There Are Many Kinds of Loss, and Many Ways to Measure Grief
The workshop was called “Dealing With Loss.” My husband had died a couple of months before, and I was eager to find some way to ease the weight that seemed to fill my chest, a weight so constant, so heavy, that I believed it to be palpable. I presumed that everyone in the group would be grieving.
To my surprise, only two others of those gathered in the semi-circle had come to talk of death.
“I’ve recently retired,” an elderly man sitting next to me said. “All my life I’ve been productive; I’ve felt like a contributing member of society. Now I’ve lost my status. No one seeks my advice or seems to care about my opinions anymore. When I was working, what I said was important; now it seems that my expertise has taken on a different caliber.”
“And I’m having problems with the loss of some of my freedom,” the man’s wife said. “I’m happy Chad’s finally getting to relax, but my own routine has been disrupted. He thinks I should always be available, but the things I like to do are going begging.”
A small, spry woman with a ready grin and twinkling eyes sat beyond the retiree. “I’m 84 and gradually losing my eyesight,” she told us. “I’m trying to prepare myself for the time when I won’t be able to see at all by learning where things are in my apartment. I’ve always been an avid reader; I’m wondering what I’ll ever do with my time.
“Oh, I think I’ll be able to manage--I won’t have a choice, will I?” She smiled wryly. “But what I can’t figure out is my husband’s attitude. He’s always been kind and caring. Now when I ask him to get me a certain can of food from the pantry because I can’t read the label, he gets angry and says I should get it myself. He insists I can see it.”
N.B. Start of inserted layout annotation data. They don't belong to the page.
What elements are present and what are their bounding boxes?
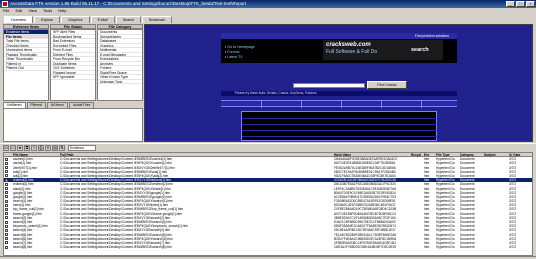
column-settings-select[interactable]: Evidence <box>68 144 96 151</box>
print-icon[interactable]: ⎙ <box>38 144 44 151</box>
html-viewer[interactable]: Find problem solutions Go to HomepageFor… <box>144 24 533 142</box>
site-info-strip: Please try these links: Serials, Cracks,… <box>221 91 457 96</box>
sort-icon[interactable]: ⇅ <box>59 144 65 151</box>
filter-panel <box>3 108 143 142</box>
site-content-table <box>241 111 438 141</box>
copy-icon[interactable]: ⧉ <box>24 144 30 151</box>
row-checkbox[interactable] <box>5 195 8 199</box>
tab-email[interactable]: E-Mail <box>90 16 115 23</box>
cell-type: Hypertext Do <box>436 245 455 250</box>
row-checkbox[interactable] <box>5 237 8 241</box>
row-checkbox[interactable] <box>5 203 8 207</box>
tab-explore[interactable]: Explore <box>33 16 61 23</box>
export-icon[interactable]: ⇪ <box>31 144 37 151</box>
row-checkbox[interactable] <box>5 207 8 211</box>
filter-icon[interactable]: ⚲ <box>45 144 51 151</box>
cell-cat: Document <box>460 245 475 250</box>
tab-bookmark[interactable]: Bookmark <box>142 16 173 23</box>
file-status-list: KFF Alert Files Bookmarked Items Bad Exten… <box>50 29 96 101</box>
app-icon <box>2 1 8 7</box>
window-controls: _ □ × <box>506 1 535 7</box>
window-title: AccessData FTK version 1.86 Build 06.11.… <box>10 1 247 6</box>
columns-icon[interactable]: ▤ <box>52 144 58 151</box>
row-checkbox[interactable] <box>5 241 8 245</box>
row-checkbox[interactable] <box>5 187 8 190</box>
logo-search-label: search <box>411 47 429 53</box>
file-category-list: Documents Spreadsheets Databases Graphics Mu… <box>97 29 143 101</box>
logo-text: cracksweb.com <box>326 42 371 48</box>
bookmark-icon[interactable]: ★ <box>17 144 23 151</box>
row-checkbox[interactable] <box>5 245 8 249</box>
row-checkbox[interactable] <box>5 212 8 216</box>
site-nav: Go to HomepageForumsLatest TV <box>225 45 255 60</box>
evidence-items-list: Evidence Items File Items Total File Items… <box>3 29 49 101</box>
check-all-icon[interactable]: ☑ <box>3 144 9 151</box>
cell-name: search[8].htm <box>13 245 33 250</box>
cell-hash: C8E3A1F7B5D02C96E4A3B18F7D5C0E29 <box>334 245 397 250</box>
overview-item[interactable]: Unknown Type <box>98 80 142 84</box>
close-button[interactable]: × <box>526 1 535 7</box>
row-checkbox[interactable] <box>5 233 8 237</box>
logo-subtitle: Full Software & Full Do <box>326 49 378 55</box>
main-tabs: Overview Explore Graphics E-Mail Search Bookm… <box>0 14 536 23</box>
file-list-toolbar: ☑ ☐ ★ ⧉ ⇪ ⎙ ⚲ ▤ ⇅ Evidence <box>0 143 536 151</box>
row-checkbox[interactable] <box>5 182 8 186</box>
row-checkbox[interactable] <box>5 216 8 220</box>
overview-item[interactable]: Filtered Out <box>4 66 48 71</box>
row-checkbox[interactable] <box>5 228 8 232</box>
tab-overview[interactable]: Overview <box>4 16 33 23</box>
row-checkbox[interactable] <box>5 191 8 195</box>
maximize-button[interactable]: □ <box>516 1 525 7</box>
cell-path: C:\Documents and Settings\bunez\Desktop\… <box>60 245 172 250</box>
table-row[interactable]: search[8].htm C:\Documents and Settings\b… <box>4 245 532 249</box>
site-nav-link[interactable]: Latest TV <box>225 55 255 60</box>
overview-panel: Evidence Items File Status File Category… <box>3 24 143 142</box>
row-checkbox[interactable] <box>5 224 8 228</box>
ftk-window: AccessData FTK version 1.86 Build 06.11.… <box>0 0 536 259</box>
uncheck-all-icon[interactable]: ☐ <box>10 144 16 151</box>
row-checkbox[interactable] <box>5 161 8 165</box>
cell-ext: htm <box>424 245 430 250</box>
row-checkbox[interactable] <box>5 157 8 161</box>
site-banner: Find problem solutions Go to HomepageFor… <box>221 33 457 63</box>
row-checkbox[interactable] <box>5 170 8 174</box>
banner-topline: Find problem solutions <box>221 33 457 39</box>
site-search-input[interactable] <box>293 83 365 88</box>
tab-graphics[interactable]: Graphics <box>61 16 90 23</box>
overview-item[interactable]: KFF Ignorable <box>51 75 95 80</box>
find-cracks-button[interactable]: Find Cracks <box>367 81 407 89</box>
row-checkbox[interactable] <box>5 166 8 170</box>
site-nav-bar <box>221 100 457 108</box>
row-checkbox[interactable] <box>5 220 8 224</box>
row-checkbox[interactable] <box>5 199 8 203</box>
cell-date: 3/7/2 <box>509 245 517 250</box>
row-checkbox[interactable] <box>5 174 8 178</box>
row-checkbox[interactable] <box>5 178 8 182</box>
tab-search[interactable]: Search <box>115 16 142 23</box>
file-list-table: File NameFull PathHash ValueRecycleExtFi… <box>3 152 533 256</box>
title-bar: AccessData FTK version 1.86 Build 06.11.… <box>0 0 536 8</box>
minimize-button[interactable]: _ <box>506 1 515 7</box>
The group discussed the woman’s dilemma and decided that her husband was dealing with a loss of his own--the loss of a wife who could see--and didn’t know how to cope. He was, we offered, not recognizing his anger and was misdirecting his feelings at her.
The psychotherapist leading the group related that he was trying to adjust to a painful divorce. “It’s difficult to have your mate die,” he said, “but then you don’t have the bitterness, the rejection that one has after a divorce. You have memories of good times and can cherish and savor them. My memories are tarnished and cause even more pain.”
I came away from the discussion with new realizations. The pain of my grief wasn’t lessened, but I had become aware that there are many kinds of loss.
Since that memorable afternoon I have discovered others. Friends who have had mastectomies or who have had to lose other parts of the body have talked of the trauma of feeling less than whole. Others have experienced the loss of youth in the aging process, the loss of hearing, of mobility following a stroke.
Never having had trouble becoming pregnant when I was a young wife, I had been unaware of the pain involved in not being able to conceive a child. Participants on a television talk show one afternoon were childless couples who had been through all kinds of tests and protocols in order to conceive but were unable to do so. This was the loss of something that had never existed. I won’t forget the pain in the faces of the young people as they spoke of their grief and frustration.
Miscarriage is another kind of loss. The couple have known the joy of procreation only to lose the child before getting to see or hold it.
Each of us may think our own loss is the greatest, but who can evaluate pain? Perhaps if we could all put our troubles together and select our own burdens, we would, as the old tale predicts, take back our own grief.